Abstract

Rectus sheath hematoma (RSH) is a unique condition that is often misdiagnosed by clinicians in patients presenting with abdominal pain. RSH is an accumulation of blood within the abdominal rectus sheath muscle as a result of rupturing of the epigastric arteries supplying the rectus sheath muscle. RSH is difficult to diagnose because it presents with similar symptoms as other intra-abdominal pathologies. In severe cases, patients may also present with confusion, fever, chills, and vomiting. If left untreated RSH can lead to hypovolemic shock. Based on the CT scan results, RSH can also be sub classified further. An 83 year-old-female with a past medical history of HTN, Arthritis, Deep vein thrombosis (DVT), HTLV-1 associated myopathy and paraparesis, CVA with right hemiplegia, Umbilical Hernia since birth, and constipation; presented to the emergency department complaining of left sided abdominal pain for two weeks that has gradually worsened over time.
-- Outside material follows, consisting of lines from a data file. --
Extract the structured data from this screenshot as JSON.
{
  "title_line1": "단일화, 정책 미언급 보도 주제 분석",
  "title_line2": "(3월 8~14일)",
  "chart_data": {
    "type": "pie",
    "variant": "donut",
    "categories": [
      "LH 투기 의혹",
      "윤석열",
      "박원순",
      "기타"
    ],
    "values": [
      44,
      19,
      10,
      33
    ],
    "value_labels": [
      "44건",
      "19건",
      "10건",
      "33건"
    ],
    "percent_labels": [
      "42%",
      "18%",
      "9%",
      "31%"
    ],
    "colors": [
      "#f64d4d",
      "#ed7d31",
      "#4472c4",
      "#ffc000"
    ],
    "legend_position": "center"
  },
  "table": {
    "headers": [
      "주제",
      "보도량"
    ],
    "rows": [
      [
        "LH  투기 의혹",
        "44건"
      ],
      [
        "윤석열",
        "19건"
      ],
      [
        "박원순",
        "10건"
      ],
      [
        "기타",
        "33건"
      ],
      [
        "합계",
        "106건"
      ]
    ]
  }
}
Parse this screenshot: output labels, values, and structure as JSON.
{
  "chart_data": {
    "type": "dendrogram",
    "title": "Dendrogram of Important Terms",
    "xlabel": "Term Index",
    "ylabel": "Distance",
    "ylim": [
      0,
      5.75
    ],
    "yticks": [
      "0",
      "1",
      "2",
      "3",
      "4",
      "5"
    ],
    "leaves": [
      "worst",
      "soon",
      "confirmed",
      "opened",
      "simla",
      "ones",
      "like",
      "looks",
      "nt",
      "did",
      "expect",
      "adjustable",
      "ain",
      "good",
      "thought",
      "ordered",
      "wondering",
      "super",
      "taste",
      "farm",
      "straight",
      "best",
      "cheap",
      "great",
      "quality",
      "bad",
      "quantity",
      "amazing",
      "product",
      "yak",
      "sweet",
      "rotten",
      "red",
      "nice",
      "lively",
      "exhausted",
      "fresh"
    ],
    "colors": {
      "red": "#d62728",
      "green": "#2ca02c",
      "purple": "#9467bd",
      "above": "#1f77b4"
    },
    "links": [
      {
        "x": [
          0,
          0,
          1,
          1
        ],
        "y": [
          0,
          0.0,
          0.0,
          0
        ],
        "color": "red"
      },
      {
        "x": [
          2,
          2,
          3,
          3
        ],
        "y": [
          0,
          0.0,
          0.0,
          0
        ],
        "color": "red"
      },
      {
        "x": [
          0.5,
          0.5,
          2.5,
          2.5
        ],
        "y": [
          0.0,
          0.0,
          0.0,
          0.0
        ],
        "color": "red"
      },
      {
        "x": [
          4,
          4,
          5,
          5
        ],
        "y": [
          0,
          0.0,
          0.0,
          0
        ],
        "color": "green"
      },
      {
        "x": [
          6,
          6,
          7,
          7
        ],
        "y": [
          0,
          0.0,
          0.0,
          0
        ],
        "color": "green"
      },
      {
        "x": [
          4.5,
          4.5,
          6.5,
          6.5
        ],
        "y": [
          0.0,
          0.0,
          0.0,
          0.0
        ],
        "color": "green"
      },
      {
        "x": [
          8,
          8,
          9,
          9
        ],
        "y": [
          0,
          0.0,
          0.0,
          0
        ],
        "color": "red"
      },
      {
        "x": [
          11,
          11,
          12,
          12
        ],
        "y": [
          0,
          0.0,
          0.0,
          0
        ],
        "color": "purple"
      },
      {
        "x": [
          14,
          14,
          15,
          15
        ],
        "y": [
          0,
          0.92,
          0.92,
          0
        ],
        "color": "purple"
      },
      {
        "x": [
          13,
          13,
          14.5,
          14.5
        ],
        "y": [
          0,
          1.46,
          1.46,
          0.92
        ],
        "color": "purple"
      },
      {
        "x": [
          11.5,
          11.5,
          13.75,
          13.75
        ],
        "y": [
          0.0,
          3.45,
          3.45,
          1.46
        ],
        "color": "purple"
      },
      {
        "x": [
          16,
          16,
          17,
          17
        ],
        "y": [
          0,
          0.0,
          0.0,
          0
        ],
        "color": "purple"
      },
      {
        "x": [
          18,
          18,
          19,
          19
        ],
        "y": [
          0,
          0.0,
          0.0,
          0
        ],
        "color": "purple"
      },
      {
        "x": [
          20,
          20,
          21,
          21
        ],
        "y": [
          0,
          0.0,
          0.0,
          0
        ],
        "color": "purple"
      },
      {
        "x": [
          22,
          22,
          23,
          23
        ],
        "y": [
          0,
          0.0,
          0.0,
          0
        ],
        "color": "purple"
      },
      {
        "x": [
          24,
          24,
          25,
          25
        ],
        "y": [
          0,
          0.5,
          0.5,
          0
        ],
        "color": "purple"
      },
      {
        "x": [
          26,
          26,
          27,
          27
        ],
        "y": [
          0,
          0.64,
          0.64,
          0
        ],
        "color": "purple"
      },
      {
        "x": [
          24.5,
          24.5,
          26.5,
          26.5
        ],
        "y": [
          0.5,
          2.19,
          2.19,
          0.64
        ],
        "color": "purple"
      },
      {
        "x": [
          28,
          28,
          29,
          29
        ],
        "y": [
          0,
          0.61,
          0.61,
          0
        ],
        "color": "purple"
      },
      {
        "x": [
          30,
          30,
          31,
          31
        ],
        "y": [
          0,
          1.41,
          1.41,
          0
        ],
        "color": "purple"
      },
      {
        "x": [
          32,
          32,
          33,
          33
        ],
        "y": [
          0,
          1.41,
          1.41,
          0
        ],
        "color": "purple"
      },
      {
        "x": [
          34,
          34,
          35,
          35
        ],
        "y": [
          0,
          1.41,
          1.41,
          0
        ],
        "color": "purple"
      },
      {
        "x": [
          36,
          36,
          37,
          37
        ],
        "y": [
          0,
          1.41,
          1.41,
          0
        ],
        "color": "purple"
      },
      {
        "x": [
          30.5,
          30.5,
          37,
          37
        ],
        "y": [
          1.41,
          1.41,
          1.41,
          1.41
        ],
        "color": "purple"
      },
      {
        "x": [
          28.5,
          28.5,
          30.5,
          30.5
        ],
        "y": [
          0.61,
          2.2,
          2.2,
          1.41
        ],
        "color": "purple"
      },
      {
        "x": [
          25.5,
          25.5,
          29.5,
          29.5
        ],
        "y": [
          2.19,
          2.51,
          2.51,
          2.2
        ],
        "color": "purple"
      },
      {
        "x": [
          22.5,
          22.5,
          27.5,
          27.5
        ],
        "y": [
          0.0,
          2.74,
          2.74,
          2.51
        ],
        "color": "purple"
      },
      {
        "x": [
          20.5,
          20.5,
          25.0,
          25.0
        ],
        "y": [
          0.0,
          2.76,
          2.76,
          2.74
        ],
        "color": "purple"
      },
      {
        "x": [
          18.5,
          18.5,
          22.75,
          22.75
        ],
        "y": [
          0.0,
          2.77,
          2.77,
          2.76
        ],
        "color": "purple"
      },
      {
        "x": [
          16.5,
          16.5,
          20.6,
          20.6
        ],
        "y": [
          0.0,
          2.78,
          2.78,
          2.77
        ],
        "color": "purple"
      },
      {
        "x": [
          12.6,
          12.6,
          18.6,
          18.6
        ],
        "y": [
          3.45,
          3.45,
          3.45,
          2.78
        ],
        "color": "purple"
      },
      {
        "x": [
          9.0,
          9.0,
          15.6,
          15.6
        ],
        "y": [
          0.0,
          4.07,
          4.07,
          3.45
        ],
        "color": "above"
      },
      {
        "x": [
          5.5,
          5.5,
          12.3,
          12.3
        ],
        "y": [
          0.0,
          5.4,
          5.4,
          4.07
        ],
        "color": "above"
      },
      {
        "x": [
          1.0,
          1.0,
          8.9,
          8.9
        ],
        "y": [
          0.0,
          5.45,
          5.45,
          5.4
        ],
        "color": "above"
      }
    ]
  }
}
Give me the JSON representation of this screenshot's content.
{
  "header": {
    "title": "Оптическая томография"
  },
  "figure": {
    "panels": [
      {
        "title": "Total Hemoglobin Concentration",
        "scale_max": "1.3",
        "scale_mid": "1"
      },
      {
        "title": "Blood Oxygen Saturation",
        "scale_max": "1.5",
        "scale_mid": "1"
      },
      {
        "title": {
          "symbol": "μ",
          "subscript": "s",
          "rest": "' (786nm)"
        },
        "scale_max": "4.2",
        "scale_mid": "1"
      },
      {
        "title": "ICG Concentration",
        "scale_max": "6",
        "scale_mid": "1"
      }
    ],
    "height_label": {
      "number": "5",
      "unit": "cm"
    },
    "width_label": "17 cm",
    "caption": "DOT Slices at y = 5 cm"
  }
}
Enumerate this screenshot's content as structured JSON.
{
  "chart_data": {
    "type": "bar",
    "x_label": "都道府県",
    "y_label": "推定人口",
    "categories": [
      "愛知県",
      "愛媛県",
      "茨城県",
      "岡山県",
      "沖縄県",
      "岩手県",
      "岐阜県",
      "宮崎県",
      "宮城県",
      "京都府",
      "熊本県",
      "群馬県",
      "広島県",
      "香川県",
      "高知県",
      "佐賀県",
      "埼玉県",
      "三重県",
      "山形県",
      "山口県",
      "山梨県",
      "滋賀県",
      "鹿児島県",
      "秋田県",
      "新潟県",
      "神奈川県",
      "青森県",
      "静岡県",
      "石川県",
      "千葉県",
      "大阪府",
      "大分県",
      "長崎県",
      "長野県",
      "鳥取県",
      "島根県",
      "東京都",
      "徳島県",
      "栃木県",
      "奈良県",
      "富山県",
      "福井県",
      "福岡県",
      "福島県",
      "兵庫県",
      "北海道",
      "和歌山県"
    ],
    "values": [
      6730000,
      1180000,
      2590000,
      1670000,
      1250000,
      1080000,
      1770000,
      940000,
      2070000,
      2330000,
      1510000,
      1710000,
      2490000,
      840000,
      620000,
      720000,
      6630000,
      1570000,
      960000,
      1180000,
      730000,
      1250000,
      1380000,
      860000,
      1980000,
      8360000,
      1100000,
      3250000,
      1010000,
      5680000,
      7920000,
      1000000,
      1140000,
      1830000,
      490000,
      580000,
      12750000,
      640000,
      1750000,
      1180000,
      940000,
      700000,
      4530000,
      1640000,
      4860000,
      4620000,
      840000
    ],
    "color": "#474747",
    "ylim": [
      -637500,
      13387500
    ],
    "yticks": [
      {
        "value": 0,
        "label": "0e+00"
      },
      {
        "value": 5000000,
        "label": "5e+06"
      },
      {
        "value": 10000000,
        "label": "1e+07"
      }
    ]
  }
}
The patient describes the pain as being dull at first and gradually becoming sharp, throbbing, and colicky in character. The pain is located diffusely over the left side of the abdomen. On abdominal examination, the left side of the abdomen was warm to touch relative to the right side. The patient also reports that the abdominal pain intensified while trying to pass stools. The patient denies any recent abdominal trauma or surgery that would increase the patient's risk for bleeding into the rectus sheath. A computed tomography (CT) scan without contrast was performed on the Abdomen/Pelvis to evaluate for the underlying pathology causing the presenting symptoms. The CT scan revealed a Left Rectus Sheath Hematoma, Rectal distention suggesting constipation. We would classify this patient as having a Type I RSH, since the hematoma did not cross midline and the patient was stable. The patient was treated with close observation in the hospital and a follow up CT scan showed no significant change in the hematoma. Rectus Sheath Hematoma is a rare clinical condition resulting in blood accumulation within the rectus sheath, whose presenting symptoms are commonly seen in other abdominal pathologies. This patient's chief complaint was left sided diffuse abdominal pain that intensified while straining to pass bowel movements. In conclusion, we feel clinicians should keep RSH as a differential when considering a case of abdominal pain with a history of chronic constipation in conjunction with anticoagulation therapy.